DoS & spoof protection

To prevent spoofing attacks, you can restrict traffic to only that which matches recognized IP addresses, trusted MAC addresses, and IP–MAC pairs. You can also set traffic limits and flags to prevent DoS attacks and create rules to bypass DoS inspection. The firewall logs dropped traffic.

  • To protect against spoofing attacks, select Enable spoof prevention, specify settings and zones, and click Apply. To drop traffic from an unknown IP address on a trusted MAC address, select Restrict unknown IP on trusted MAC.
  • To add a trusted MAC address, scroll to Spoof protection trusted MAC and click Add. To import addresses, click Import.
  • To protect against DoS attacks, scroll to DoS settings, specify settings, and click Apply. To view the current status of DoS attacks, click the link provided.
  • To bypass DoS inspection for a specified IP address or port, scroll to DoS bypass rule and click Add.
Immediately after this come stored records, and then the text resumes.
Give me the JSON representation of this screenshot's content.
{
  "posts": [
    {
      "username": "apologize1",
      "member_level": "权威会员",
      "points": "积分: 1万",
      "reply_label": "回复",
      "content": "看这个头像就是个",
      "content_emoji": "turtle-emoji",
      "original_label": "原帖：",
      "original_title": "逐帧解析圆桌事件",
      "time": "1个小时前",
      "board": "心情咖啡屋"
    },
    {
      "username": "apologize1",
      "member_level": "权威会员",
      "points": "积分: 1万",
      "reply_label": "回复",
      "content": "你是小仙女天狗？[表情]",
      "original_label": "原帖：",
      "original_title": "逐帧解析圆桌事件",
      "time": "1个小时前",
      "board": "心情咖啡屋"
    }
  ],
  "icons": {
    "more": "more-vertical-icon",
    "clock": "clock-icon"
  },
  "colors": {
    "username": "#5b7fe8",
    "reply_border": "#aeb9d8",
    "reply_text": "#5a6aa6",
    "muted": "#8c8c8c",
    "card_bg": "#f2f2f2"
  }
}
Spoof protection general settings

Specify the type of spoof prevention and the zones that you want to protect.

IP spoofing
If the source IP address of a packet does not match any entry on the firewall’s routing table or if the packet is not from a direct subnet, the firewall drops the packet.
MAC filter
If the packet does not specify a MAC address that is listed as a trusted MAC address, the firewall drops the packet.
Note To select MAC filter, you need to add at least one trusted MAC address.
IP–MAC pair filter
An IP–MAC pair is a trusted MAC address that is bound to an IP address. For a match to occur, both the IP and MAC address of an incoming packet must match an IP–MAC pair. If either the IP or MAC address does not match any pair, the firewall drops the packet.

Spoof protection trusted MAC

Use trusted MAC addresses with the MAC filter setting to allow traffic for specified hosts.

When you bind a trusted MAC address to an IP address, the firewall matches traffic with the IP–MAC pairs and filters traffic based on the settings specified for the IP–MAC pair filter.

DoS settings

You can specify limits on sent and received traffic and flag DoS attacks to prevent flooding of network hosts.

Tip Specify limits based on your network specifications. Values that exceed your available bandwidth or server capacity may affect performance. Values that are too low may block valid requests.
Table 1. Attack types
Name Description
SYN flood High rate of SYN requests, forcing the target server to create increasing number of half-open connections.
UDP flood High rate of UDP packets, forcing the target host to check for the application listening at the port and reply with an increasing number of ICMP packets.
TCP flood High TCP packet rate.
ICMP/ICMPv6 flood High rate of ICMP/ICMPv6 echo requests.
Dropped source routed packets Drop packets that specify the packet route.
Disable ICMP/ICMPv6 redirect packet Disable ICMP/ICMPv6 redirect packets, which inform hosts of an alternative route.
ARP hardening Allow endpoints to send ARP replies only to local destination IP addresses and only if source and destination IP address are on the same subnet.
Packet rate
Number of packets that each host can send or receive per minute.
Burst rate
Occasional traffic spike allowed above the packet rate to each host.
Note With burst rate, you can allow traffic to exceed the packet rate occasionally. However, the firewall doesn’t allow frequent or sustained spikes above the packet rate.
Apply flag
Apply the traffic limit specified for the protocol.
Traffic dropped
Number of source or destination packets dropped.

Packet and burst rates

Packet rate per source: 12000 packets per minute (200 packets per second).

Burst rate per source: 300 packets per second.

The firewall allows a host to send up to 200 packets per second. If traffic spikes to 250 packets (up to burst rate) in a particular second, the firewall allows the traffic. However, if the spike continues above the packet rate for a few seconds, the firewall drops the traffic and allows only 200 packets (packet rate). Thirty seconds after dropping the traffic, the firewall restarts the packet rate and burst rate counter.

DoS bypass rule

You can bypass DoS settings for known hosts for the specified ports and protocols. For example, you can allow traffic of a VPN zone or specific hosts of the VPN zone to bypass DoS inspection.